In the letter from Chairman Kyle Hauptman, he stated that 2026 will be a continuation of its 2025 efforts to create “a more efficient and tailored examination program as well as continued implementation of Presidential executive orders and other laws, including the Guiding and Establishing National Innovation for U.S. Stablecoins (GENIUS) Act.”
NCUA split the priorities into three key areas: balance sheet management, operational risk management, and compliance risk management.
Balance sheet management
In the area of balance sheet management, NCUA highlighted a few areas of interest, including lending, sensitivity to market risk and liquidity, and earnings and capital adequacy.
With loan growth and performance struggling in recent years, while delinquency and loss rates growing, lending is an area of concern for the regulator, who says it will focus on lending and related risk-management practices. It will also be looking closely at how credit unions “identify, measure, monitor, and control interest rate and liquidity risks through sound modeling practices, reasonable assumptions, and appropriately tiered scenarios.”
Lastly, while NCUA recognizes that capital levels have generally stayed strong, the outlook on earnings is less rosy, and it will look at whether credit union earnings can support capital targets.

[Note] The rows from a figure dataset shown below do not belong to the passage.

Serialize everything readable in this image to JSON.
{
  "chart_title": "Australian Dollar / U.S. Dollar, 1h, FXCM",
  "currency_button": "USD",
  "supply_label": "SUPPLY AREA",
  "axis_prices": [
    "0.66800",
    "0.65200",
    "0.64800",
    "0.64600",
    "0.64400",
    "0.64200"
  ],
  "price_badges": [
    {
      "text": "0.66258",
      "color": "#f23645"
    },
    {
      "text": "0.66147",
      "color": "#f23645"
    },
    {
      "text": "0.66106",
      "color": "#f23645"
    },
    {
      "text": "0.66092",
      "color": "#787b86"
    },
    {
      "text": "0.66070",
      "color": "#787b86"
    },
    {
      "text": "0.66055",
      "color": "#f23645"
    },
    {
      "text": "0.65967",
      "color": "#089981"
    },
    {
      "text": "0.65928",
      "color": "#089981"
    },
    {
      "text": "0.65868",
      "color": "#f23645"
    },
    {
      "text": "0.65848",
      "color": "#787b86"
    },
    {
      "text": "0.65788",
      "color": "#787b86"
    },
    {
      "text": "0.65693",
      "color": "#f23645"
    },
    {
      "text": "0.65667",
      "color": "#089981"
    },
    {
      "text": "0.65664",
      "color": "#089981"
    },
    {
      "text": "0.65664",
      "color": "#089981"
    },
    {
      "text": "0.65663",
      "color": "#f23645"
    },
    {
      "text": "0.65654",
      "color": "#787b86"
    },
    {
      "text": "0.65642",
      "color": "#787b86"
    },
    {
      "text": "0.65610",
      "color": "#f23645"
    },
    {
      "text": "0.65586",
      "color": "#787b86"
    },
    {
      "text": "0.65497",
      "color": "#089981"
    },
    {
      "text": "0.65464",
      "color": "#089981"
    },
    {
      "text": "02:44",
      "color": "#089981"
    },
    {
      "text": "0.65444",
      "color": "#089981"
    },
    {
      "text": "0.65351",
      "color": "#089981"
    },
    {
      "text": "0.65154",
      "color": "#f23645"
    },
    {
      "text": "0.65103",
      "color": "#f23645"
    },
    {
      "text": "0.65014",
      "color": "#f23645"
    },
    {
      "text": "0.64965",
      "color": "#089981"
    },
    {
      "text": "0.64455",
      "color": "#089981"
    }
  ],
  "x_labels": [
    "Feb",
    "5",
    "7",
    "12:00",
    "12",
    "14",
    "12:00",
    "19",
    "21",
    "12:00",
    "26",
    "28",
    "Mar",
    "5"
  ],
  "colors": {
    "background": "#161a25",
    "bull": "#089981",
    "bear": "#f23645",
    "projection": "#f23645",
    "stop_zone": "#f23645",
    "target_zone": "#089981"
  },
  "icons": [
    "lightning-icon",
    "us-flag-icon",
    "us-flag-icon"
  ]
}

Operational risk management
From an operational standpoint, NCUA will be looking more closely at payments systems and fraud prevention/detection in 2026. As the payments environment grows increasingly complex, with a greater degree of system integration required, operation and security risks grow more complex with them. As such, Hauptman wrote that examiners will be looking closely at how credit unions conduct risk assessments, vendor management, and security systems to protect against fraud and cyber threats.
Speaking of fraud, this is an area that is fast-moving and quickly evolving. One area that NCUA identifies as an area perhaps more easily monitored is the adequacy of internal controls to prevent insider abuse. For fraud from outside sources, NCUA says it will be working with related communities to “enhance fraud prevention and detection awareness and capabilities where possible.”
Compliance risk management
And its final priority for 2026 is in the area of Bank Secrecy Act (BSA) compliance and Anti-Money Laundering/Countering the Financing of Terrorism (AML/CFT) programs. Rather than identifying areas credit unions may be failing, the letter recognizes the burden of BSA compliance and its role in reducing those burdens while also maintaining effective programs. NCUA indicated that “significant developments and changes” are expected in 2026, and credit unions should stay up to date on BSA rules to remain in compliance. As far as examinations go, NCUA will be looking at credit union programs to ensure they are well-tailored to the institution.